Holly Pittaway discusses how the media is perhaps to blame for the escalation of the ‘Momo Challenge’
As often happens with social media, internet crazes spread like wildfire – the cinnamon challenge, the Harlem shake, and the ALS ice bucket challenge are examples we can all remember, though not always fondly. But recently, a new, more sinister challenge has taken the media by storm – the ‘Momo Challenge’.
Reports of the Momo Challenge began surfacing as early as August of last year, claiming that the game had originated in South America, originally as a WhatsApp challenge whereby the young victim would be sent an image of ‘Momo’ (actually a photograph of a sculpture by Japanese artist, Keisuke Aiso), along with a dangerous task, such as self-harm, for the recipient to complete. Several suicides on the continent have been potentially linked to the challenge, notably that of a 12-year-old girl in Argentina in July, as well as of two Colombian schoolchildren in September.
Last month, however, has marked a turning point in the Momo media buzz after the challenge allegedly resurfaced on the kids’ section of YouTube; it was claimed that videos starting off innocent enough, for example as a toy unboxing or Peppa Pig episode, would turn into the Momo challenge at the half-way mark. The disturbing image of ‘Momo’ would then appear on screen and threaten the viewer, challenging them to hurt themselves, or someone else, or else they and their family would be killed.

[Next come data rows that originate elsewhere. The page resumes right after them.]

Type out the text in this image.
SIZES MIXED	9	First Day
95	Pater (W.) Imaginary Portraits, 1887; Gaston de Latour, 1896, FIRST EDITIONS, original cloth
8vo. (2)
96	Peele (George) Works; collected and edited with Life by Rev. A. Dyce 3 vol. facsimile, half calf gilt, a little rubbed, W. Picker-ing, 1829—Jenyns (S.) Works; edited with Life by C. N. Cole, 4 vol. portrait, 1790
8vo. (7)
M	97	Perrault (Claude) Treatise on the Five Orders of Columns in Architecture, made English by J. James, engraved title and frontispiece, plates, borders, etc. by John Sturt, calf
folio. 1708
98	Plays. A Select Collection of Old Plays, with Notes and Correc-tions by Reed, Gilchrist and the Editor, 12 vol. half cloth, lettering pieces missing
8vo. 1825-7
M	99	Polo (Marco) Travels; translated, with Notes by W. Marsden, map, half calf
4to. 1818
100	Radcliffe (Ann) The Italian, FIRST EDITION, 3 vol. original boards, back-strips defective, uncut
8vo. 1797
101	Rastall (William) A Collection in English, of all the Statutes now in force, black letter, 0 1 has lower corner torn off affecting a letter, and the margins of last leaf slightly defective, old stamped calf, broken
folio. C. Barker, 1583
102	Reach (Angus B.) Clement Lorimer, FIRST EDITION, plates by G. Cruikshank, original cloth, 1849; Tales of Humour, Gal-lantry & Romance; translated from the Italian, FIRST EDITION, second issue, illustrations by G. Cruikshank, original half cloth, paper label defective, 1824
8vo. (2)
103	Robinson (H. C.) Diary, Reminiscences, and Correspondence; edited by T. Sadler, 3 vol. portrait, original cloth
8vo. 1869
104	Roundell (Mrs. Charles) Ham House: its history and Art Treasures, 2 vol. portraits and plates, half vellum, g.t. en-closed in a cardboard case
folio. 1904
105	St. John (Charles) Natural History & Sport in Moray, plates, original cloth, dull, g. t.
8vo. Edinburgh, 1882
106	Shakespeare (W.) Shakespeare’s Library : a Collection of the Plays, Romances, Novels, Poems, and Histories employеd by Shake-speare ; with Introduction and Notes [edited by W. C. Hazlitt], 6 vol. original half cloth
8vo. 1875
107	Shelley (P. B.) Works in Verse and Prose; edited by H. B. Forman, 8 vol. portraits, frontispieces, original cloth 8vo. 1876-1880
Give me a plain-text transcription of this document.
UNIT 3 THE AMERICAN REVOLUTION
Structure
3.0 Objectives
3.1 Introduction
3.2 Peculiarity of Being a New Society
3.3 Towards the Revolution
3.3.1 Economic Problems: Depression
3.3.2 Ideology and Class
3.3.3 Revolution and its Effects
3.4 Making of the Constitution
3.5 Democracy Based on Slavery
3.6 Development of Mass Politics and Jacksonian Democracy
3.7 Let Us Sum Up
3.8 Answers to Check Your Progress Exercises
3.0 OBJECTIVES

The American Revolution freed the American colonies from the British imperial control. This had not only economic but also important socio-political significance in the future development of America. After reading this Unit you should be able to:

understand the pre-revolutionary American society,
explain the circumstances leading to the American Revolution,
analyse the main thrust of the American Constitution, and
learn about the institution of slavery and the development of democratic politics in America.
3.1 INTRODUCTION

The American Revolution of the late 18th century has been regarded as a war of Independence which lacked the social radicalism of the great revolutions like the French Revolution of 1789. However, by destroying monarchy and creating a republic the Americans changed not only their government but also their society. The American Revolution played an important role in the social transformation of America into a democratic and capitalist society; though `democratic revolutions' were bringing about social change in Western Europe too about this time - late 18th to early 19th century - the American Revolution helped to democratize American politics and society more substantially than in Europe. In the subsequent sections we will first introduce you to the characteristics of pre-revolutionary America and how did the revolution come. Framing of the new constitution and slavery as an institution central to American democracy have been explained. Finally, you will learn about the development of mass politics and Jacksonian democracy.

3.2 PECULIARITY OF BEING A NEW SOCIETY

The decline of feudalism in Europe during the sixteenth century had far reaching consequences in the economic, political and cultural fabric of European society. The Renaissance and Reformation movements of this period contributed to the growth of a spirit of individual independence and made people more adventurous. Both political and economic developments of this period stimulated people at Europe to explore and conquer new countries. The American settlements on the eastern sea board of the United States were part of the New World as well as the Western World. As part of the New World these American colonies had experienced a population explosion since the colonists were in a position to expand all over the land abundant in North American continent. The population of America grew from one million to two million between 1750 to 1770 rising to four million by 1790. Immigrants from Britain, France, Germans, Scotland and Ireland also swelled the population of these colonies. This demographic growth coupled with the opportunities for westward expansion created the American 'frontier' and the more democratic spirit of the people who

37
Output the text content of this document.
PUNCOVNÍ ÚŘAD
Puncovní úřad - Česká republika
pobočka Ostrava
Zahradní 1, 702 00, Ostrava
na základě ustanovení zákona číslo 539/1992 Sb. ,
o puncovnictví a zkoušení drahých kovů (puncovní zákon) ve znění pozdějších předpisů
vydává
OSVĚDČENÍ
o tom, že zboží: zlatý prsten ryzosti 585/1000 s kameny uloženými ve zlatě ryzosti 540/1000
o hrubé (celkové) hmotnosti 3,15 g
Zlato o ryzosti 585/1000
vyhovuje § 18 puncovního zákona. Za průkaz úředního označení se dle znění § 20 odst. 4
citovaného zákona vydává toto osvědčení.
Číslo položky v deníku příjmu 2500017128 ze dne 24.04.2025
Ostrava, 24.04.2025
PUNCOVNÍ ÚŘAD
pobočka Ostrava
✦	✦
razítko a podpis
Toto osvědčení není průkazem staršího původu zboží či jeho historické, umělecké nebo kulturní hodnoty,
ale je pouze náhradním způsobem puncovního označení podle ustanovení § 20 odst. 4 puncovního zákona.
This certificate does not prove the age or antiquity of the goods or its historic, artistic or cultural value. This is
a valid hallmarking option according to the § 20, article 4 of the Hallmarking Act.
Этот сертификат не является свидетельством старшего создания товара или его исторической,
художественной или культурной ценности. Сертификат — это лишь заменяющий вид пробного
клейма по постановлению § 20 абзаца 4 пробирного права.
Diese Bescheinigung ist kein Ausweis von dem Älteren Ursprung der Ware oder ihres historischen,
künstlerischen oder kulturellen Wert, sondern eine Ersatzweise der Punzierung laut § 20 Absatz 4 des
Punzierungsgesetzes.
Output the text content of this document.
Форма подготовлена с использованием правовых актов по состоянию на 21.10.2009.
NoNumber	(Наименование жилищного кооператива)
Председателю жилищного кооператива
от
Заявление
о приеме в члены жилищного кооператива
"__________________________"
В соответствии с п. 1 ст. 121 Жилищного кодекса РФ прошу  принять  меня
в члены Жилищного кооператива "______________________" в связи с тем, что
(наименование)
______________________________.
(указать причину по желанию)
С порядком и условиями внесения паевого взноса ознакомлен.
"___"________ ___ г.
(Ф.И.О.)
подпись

When parents heard of this, obviously they took to social media to warn others – even Kim Kardashian-West posted about it to her 128 million followers on Instagram, urging parents to ‘monitor what your kids are watching’. As a result of public concern, British police issued an official warning over the challenge to parents and children alike, as they feared that the game could potentially go further than just online threats; ‘even basic open source research suggests that ‘Momo’ is run by hackers who are looking for personal info,’ they said in an official statement. In the US, some schools even decided to temporarily cut YouTube access in order to prevent young people’s potential exposure to the dangerous demon.
But, despite the severity of the situation and the accusations being made, reports emerged to say that the Momo Challenge was all a hoax. According to the NSPCC, there has been ‘no confirmed evidence that the phenomenon is actually posing a threat to British children’, while a Samaritans spokesperson commented that the challenge is just a case of mass hysteria; ‘These stories being highly publicised and starting a panic means vulnerable people get to know about it and that creates a risk.’ In fact, since media coverage of the apparently deadly Momo Challenge has increased, so have our Google searches on the subject, thus fuelling the already ferocious fire.
Damage, however, has already been done. One Belfast mother told the Northern Irish media, ‘my son (6) had to go to counselling after seeing sinister Momo’; another young victim cut off all of her hair as a result of the challenge after she saw Momo in a Peppa Pig video. Children are living in fear of Momo, with some even finding it difficult to sleep through the night without having nightmares about the frightening character.
But this begs the question, would the hoax have gone so far had the media not given it so much attention? Would the image of Momo still have been so familiar, and so feared by children across the globe? Would the Momo challenge still have been picked up by the same number of content creators? The answer to all of these questions, I believe, is a resounding no – but this isn’t just my own opinion, it’s also backed up by evidence.
In the past, extreme challenges have been proliferated by the media to a pandemic scale. In 2014, an alarming number of iPhone users fell victim to a hoax spread on 4-chan which claimed that placing your device in the microwave would charge it. While the claim is obviously outrageous, it was coupled with a rather official looking announcement and even its own hashtag, #AppleWave – this proved to be sufficient evidence for some iPhone users who then tried the trick out for themselves, but were of course left with a broken phone and fire hazard.
In 2017, a more fatal social-media spread challenge captivated the globe – this time, participants were dared to eat non-edible laundry detergent pods, a.k.a. Tide Pods, which are toxic if consumed, and then post about their experience online. Eight people were reported to have died after eating tide pods between 2012 and 2017; the internet challenge became so popular that both Proctor & Gamble (the parent company of ‘Tide’) and the US Consumer Product Safety Commission had to issue a warning against the consumption of laundry pods.
Unfortunately, the spread of internet challenges is an inevitable part of the media life cycle and the Momo Challenge can attest to this. One parent saw one scary video and took to social media to put this on blast, followed by another parent, followed by the local news, followed by the police and so on, until eventually the entire world was swept up into a paranoid frenzy, all brought on by a hoax. But the Momo Challenge is just another craze to add to a long list of crazes that have already been proliferated by the media, right after the #AppleWave hoax and the Tide Pod Challenge. As long as such stories continue to be picked up by the mass media, you can bet that more and more like them are just going to keep coming.